As code becomes more complex, the ways to achieve a given solution multiply. This is just one solution of many possibilities.

Gathering data

There is interest in examining the inflammation data in a more complete analysis. To examine effects of treatments across trials, we first need to collect our data into a single file.

Gather all of the data from the various inflammation files into a single data frame with the appropriate labels indicating where each data point originated. Make sure that your script is robust enough to run on any number of inflammation data files.

Solution

# First, grab our file list using pattern matching
inflam.files <- list.files(path = "data", 
                       pattern = "^inflammation-.*.csv$",
                       full.names = TRUE)
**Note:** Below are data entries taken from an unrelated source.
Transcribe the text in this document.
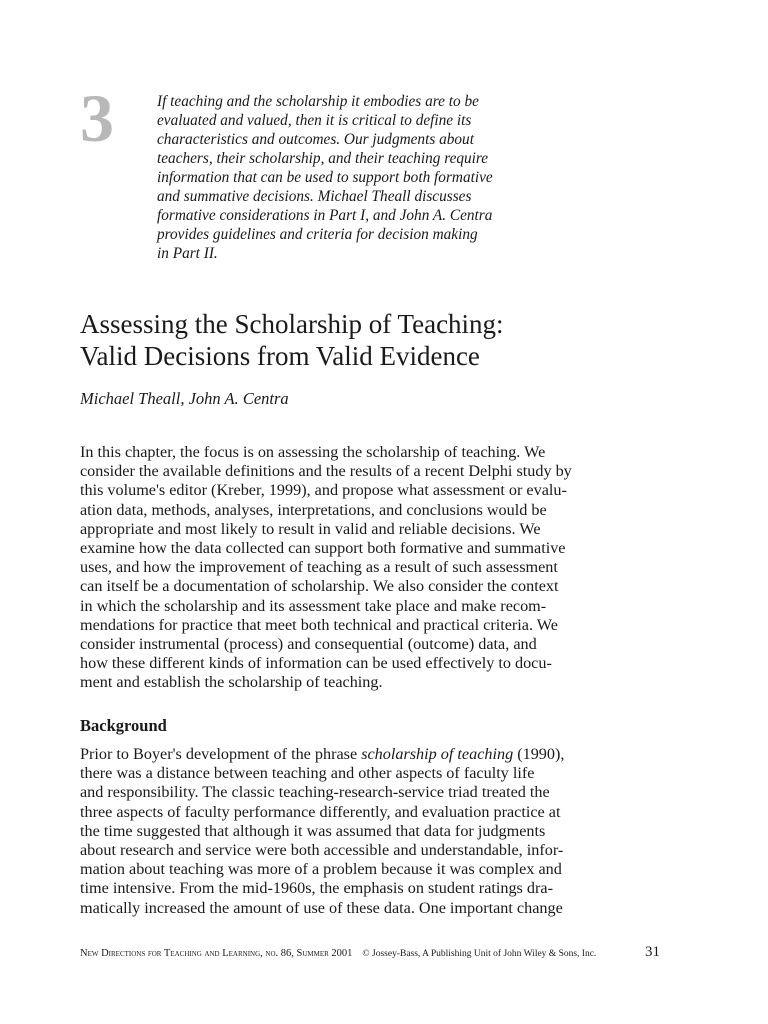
3	If teaching and the scholarship it embodies are to be
evaluated and valued, then it is critical to define its
characteristics and outcomes. Our judgments about
teachers, their scholarship, and their teaching require
information that can be used to support both formative
and summative decisions. Michael Theall discusses
formative considerations in Part I, and John A. Centra
provides guidelines and criteria for decision making
in Part II.
Assessing the Scholarship of Teaching:
Valid Decisions from Valid Evidence
Michael Theall, John A. Centra

In this chapter, the focus is on assessing the scholarship of teaching. We
consider the available definitions and the results of a recent Delphi study by
this volume's editor (Kreber, 1999), and propose what assessment or evalu-
ation data, methods, analyses, interpretations, and conclusions would be
appropriate and most likely to result in valid and reliable decisions. We
examine how the data collected can support both formative and summative
uses, and how the improvement of teaching as a result of such assessment
can itself be a documentation of scholarship. We also consider the context
in which the scholarship and its assessment take place and make recom-
mendations for practice that meet both technical and practical criteria. We
consider instrumental (process) and consequential (outcome) data, and
how these different kinds of information can be used effectively to docu-
ment and establish the scholarship of teaching.

Background

Prior to Boyer's development of the phrase scholarship of teaching (1990),
there was a distance between teaching and other aspects of faculty life
and responsibility. The classic teaching-research-service triad treated the
three aspects of faculty performance differently, and evaluation practice at
the time suggested that although it was assumed that data for judgments
about research and service were both accessible and understandable, infor-
mation about teaching was more of a problem because it was complex and
time intensive. From the mid-1960s, the emphasis on student ratings dra-
matically increased the amount of use of these data. One important change

New Directions for Teaching and Learning, no. 86, Summer 2001 © Jossey-Bass, A Publishing Unit of John Wiley & Sons, Inc.	31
# Start the for loop to cycle through the files
for(i.file in 1:length(inflam.files)) { # this time we use a numeric index
  # grab file name
  file.c <- inflam.files[i.file]
  
  # read in the current file
  inflam.c <- read.csv(file = file.c, header = FALSE)
  
  # name the columns
  names(inflam.c) <- paste0("Inflammation.D",1:40)
  
  # add columns for Patient ID and Trial ID
  inflam.c <- cbind(Patient.ID = 1:60, Trial.ID = i.file, inflam.c)
  
  # if this is the first iteration, the combined file is the same as the current file
  if(i.file == 1) {
    inflam.combined <- inflam.c
  
  # otherwise, add the rows of inflam.c to the growing combined data frame
  } else {
    inflam.combined <- rbind(inflam.combined, inflam.c)
  }
}

# save file
write.csv(inflam.combined, file = "data/combined-inflammation.csv",
          quote = FALSE, row.names = FALSE)

Is there a more efficient way to do this?


Key Points

  • There are a number of ways to use logical operators, relational operators, and various functions to ask complex and specific questions in the form of if statements.
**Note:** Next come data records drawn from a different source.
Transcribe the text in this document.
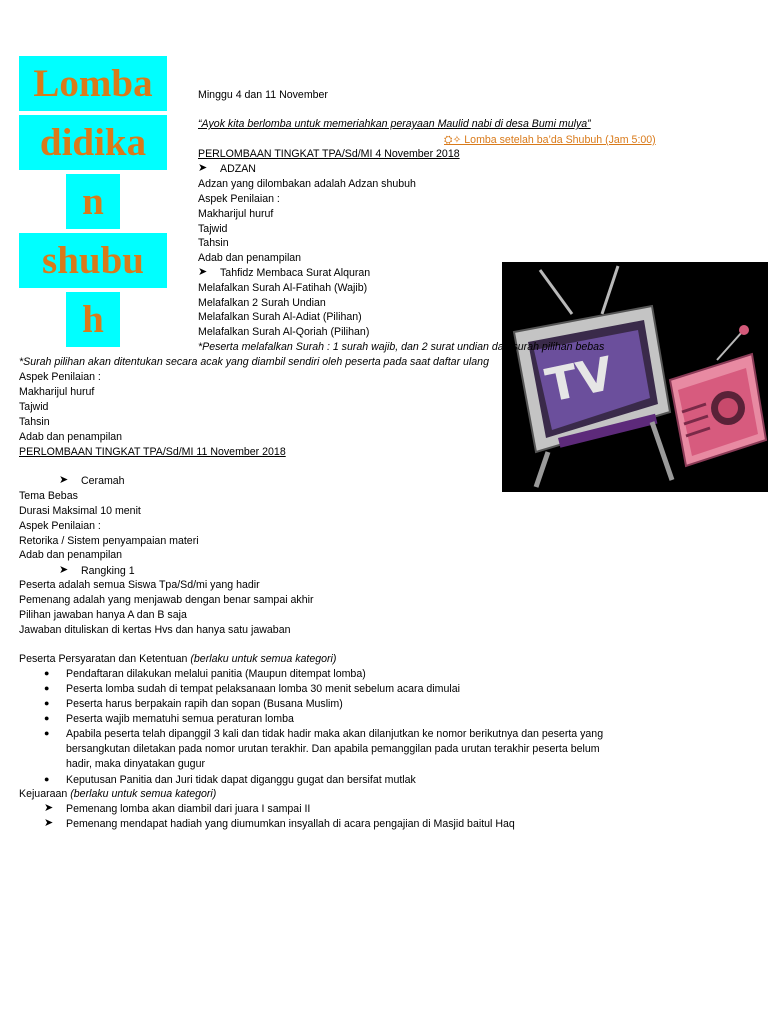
Lomba
didika
n
shubu
h
Minggu 4 dan 11 November
“Ayok kita berlomba untuk memeriahkan perayaan Maulid nabi di desa Bumi mulya”
⛭✧ Lomba setelah ba’da Shubuh (Jam 5:00)
PERLOMBAAN TINGKAT TPA/Sd/MI 4 November 2018
➤ ADZAN
Adzan yang dilombakan adalah Adzan shubuh
Aspek Penilaian :
Makharijul huruf
Tajwid
Tahsin
Adab dan penampilan
➤ Tahfidz Membaca Surat Alquran
Melafalkan Surah Al-Fatihah (Wajib)
Melafalkan 2 Surah Undian
Melafalkan Surah Al-Adiat (Pilihan)
Melafalkan Surah Al-Qoriah (Pilihan)
TV
*Peserta melafalkan Surah : 1 surah wajib, dan 2 surat undian dan surah pilihan bebas
*Surah pilihan akan ditentukan secara acak yang diambil sendiri oleh peserta pada saat daftar ulang
Aspek Penilaian :
Makharijul huruf
Tajwid
Tahsin
Adab dan penampilan
PERLOMBAAN TINGKAT TPA/Sd/MI 11 November 2018
➤ Ceramah
Tema Bebas
Durasi Maksimal 10 menit
Aspek Penilaian :
Retorika / Sistem penyampaian materi
Adab dan penampilan
➤ Rangking 1
Peserta adalah semua Siswa Tpa/Sd/mi yang hadir
Pemenang adalah yang menjawab dengan benar sampai akhir
Pilihan jawaban hanya A dan B saja
Jawaban dituliskan di kertas Hvs dan hanya satu jawaban
Peserta Persyaratan dan Ketentuan (berlaku untuk semua kategori)
● Pendaftaran dilakukan melalui panitia (Maupun ditempat lomba)
● Peserta lomba sudah di tempat pelaksanaan lomba 30 menit sebelum acara dimulai
● Peserta harus berpakain rapih dan sopan (Busana Muslim)
● Peserta wajib mematuhi semua peraturan lomba
● Apabila peserta telah dipanggil 3 kali dan tidak hadir maka akan dilanjutkan ke nomor berikutnya dan peserta yang
bersangkutan diletakan pada nomor urutan terakhir. Dan apabila pemanggilan pada urutan terakhir peserta belum
hadir, maka dinyatakan gugur
● Keputusan Panitia dan Juri tidak dapat diganggu gugat dan bersifat mutlak
Kejuaraan (berlaku untuk semua kategori)
➤ Pemenang lomba akan diambil dari juara I sampai II
➤ Pemenang mendapat hadiah yang diumumkan insyallah di acara pengajian di Masjid baitul Haq
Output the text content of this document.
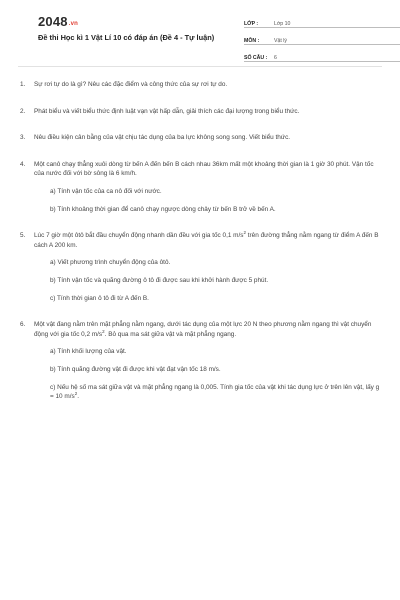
2048.vn
Đề thi Học kì 1 Vật Lí 10 có đáp án (Đề 4 - Tự luận)
LỚP :	Lớp 10
MÔN :	Vật lý
SỐ CÂU :	6
1.	Sự rơi tự do là gì? Nêu các đặc điểm và công thức của sự rơi tự do.
2.	Phát biểu và viết biểu thức định luật vạn vật hấp dẫn, giải thích các đại lượng trong biểu thức.
3.	Nêu điều kiện cân bằng của vật chịu tác dụng của ba lực không song song. Viết biểu thức.
4.	Một canô chạy thẳng xuôi dòng từ bến A đến bến B cách nhau 36km mất một khoảng thời gian là 1 giờ 30 phút. Vận tốc của nước đối với bờ sông là 6 km/h.
a) Tính vận tốc của ca nô đối với nước.
b) Tính khoảng thời gian để canô chạy ngược dòng chảy từ bến B trở về bến A.
5.	Lúc 7 giờ một ôtô bắt đầu chuyển động nhanh dần đều với gia tốc 0,1 $m/s^2$ trên đường thẳng nằm ngang từ điểm A đến B cách A 200 km.
a) Viết phương trình chuyển động của ôtô.
b) Tính vận tốc và quãng đường ô tô đi được sau khi khởi hành được 5 phút.
c) Tính thời gian ô tô đi từ A đến B.
6.	Một vật đang nằm trên mặt phẳng nằm ngang, dưới tác dụng của một lực 20 N theo phương nằm ngang thì vật chuyển động với gia tốc 0,2 $m/s^2$. Bỏ qua ma sát giữa vật và mặt phẳng ngang.
a) Tính khối lượng của vật.
b) Tính quãng đường vật đi được khi vật đạt vận tốc 18 m/s.
c) Nếu hệ số ma sát giữa vật và mặt phẳng ngang là 0,005. Tính gia tốc của vật khi tác dụng lực ở trên lên vật, lấy g = 10 $m/s^2$.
  • Two commone ways to index the loop variable in for loops are to use the form for(variable in collection) to pull the elements (“variable”) from a vector (“collection”) one at at time, or to use the form for(i in 1:length(collection)) or for(i in seq_along(collection)) to instead pull each index (i.e. location) in a vector one at a time.

  • Use functions such as apply instead of for loops to conduct repeated operates on values contained within defined subsets of a data structure.

  • Use list.files(path = "path", pattern = "pattern", full.names = TRUE) to create a list of files whose names match a pattern.